The other difference found in Elver's approach is the explicit opt-in design, which allows each subsystem to enable or disable the feature. By default, any given subsystem will not be covered by this analysis; that can be changed by adding one or more lines to the subsystem's makefile:

    CAPABILITY_ANALYSIS := y
    CAPABILITY_ANALYSIS_foo := y

The first line will enable analysis for all code compiled by way of that makefile, while the second will enable it only for the compilation creating foo.o. The patch set enables the feature for a number of kernel subsystems, including debugfs, kernel fences, rhashtables, tty drivers, the TOMOYO security module, the crypto subsystem, and more.

What next?

It would appear that the community has a wealth of riches here: two competing patch sets that aim to use the same compiler feature to improve correctness checking within the kernel. Either series can increase confidence that locking is being handled correctly, and both work entirely at compile time, with no run-time overhead. The reception for this work has been quite positive, with the only open question seemingly being which series would be accepted, or whether the kernel might adopt a combination of the two.

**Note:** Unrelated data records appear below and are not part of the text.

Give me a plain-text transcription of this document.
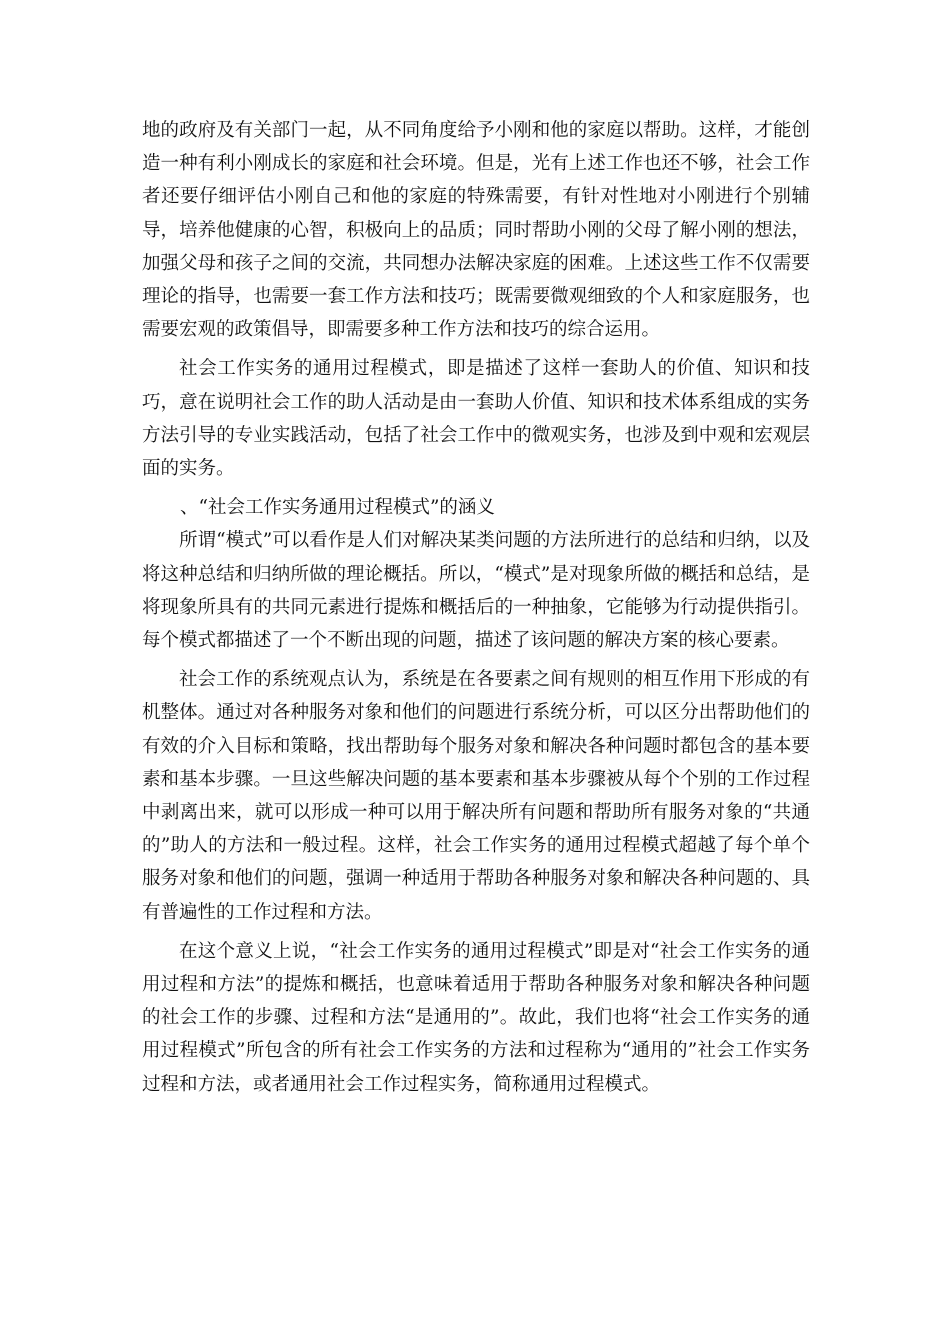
地的政府及有关部门一起，从不同角度给予小刚和他的家庭以帮助。这样，才能创造一种有利小刚成长的家庭和社会环境。但是，光有上述工作也还不够，社会工作者还要仔细评估小刚自己和他的家庭的特殊需要，有针对性地对小刚进行个别辅导，培养他健康的心智，积极向上的品质；同时帮助小刚的父母了解小刚的想法，加强父母和孩子之间的交流，共同想办法解决家庭的困难。上述这些工作不仅需要理论的指导，也需要一套工作方法和技巧；既需要微观细致的个人和家庭服务，也需要宏观的政策倡导，即需要多种工作方法和技巧的综合运用。

社会工作实务的通用过程模式，即是描述了这样一套助人的价值、知识和技巧，意在说明社会工作的助人活动是由一套助人价值、知识和技术体系组成的实务方法引导的专业实践活动，包括了社会工作中的微观实务，也涉及到中观和宏观层面的实务。

、“社会工作实务通用过程模式”的涵义

所谓“模式”可以看作是人们对解决某类问题的方法所进行的总结和归纳，以及将这种总结和归纳所做的理论概括。所以，“模式”是对现象所做的概括和总结，是将现象所具有的共同元素进行提炼和概括后的一种抽象，它能够为行动提供指引。每个模式都描述了一个不断出现的问题，描述了该问题的解决方案的核心要素。

社会工作的系统观点认为，系统是在各要素之间有规则的相互作用下形成的有机整体。通过对各种服务对象和他们的问题进行系统分析，可以区分出帮助他们的有效的介入目标和策略，找出帮助每个服务对象和解决各种问题时都包含的基本要素和基本步骤。一旦这些解决问题的基本要素和基本步骤被从每个个别的工作过程中剥离出来，就可以形成一种可以用于解决所有问题和帮助所有服务对象的“共通的”助人的方法和一般过程。这样，社会工作实务的通用过程模式超越了每个单个服务对象和他们的问题，强调一种适用于帮助各种服务对象和解决各种问题的、具有普遍性的工作过程和方法。

在这个意义上说，“社会工作实务的通用过程模式”即是对“社会工作实务的通用过程和方法”的提炼和概括，也意味着适用于帮助各种服务对象和解决各种问题的社会工作的步骤、过程和方法“是通用的”。故此，我们也将“社会工作实务的通用过程模式”所包含的所有社会工作实务的方法和过程称为“通用的”社会工作实务过程和方法，或者通用社会工作过程实务，简称通用过程模式。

There are no definitive answers to that question, but a clue can be found in the fact that Van Assche has been posting comments (and Reviewed-by tags) for Elver's patch set. Peter Zijlstra has also tried his hand with Elver's work in the scheduler subsystem, saying that "this is all awesome". That attempt pointed to some needed changes; it seems Zijlstra also managed to crash the Clang compiler. He later pointed out that the capability analysis works in simple cases, but for "anything remotely interesting, where you actually want the help, it falls over".

Real use in the kernel (and beyond) may well help to drive development work in the Clang community to improve this analysis feature to the point that it can be routinely used to verify locking patterns. Some of that work may need to happen before support for this kind of capability analysis can be added to the kernel. But, since it is an opt-in, compile-time feature, there may well be value to adding it relatively soon, even if it needs further work. The kernel community seems to be hungry for this kind of support.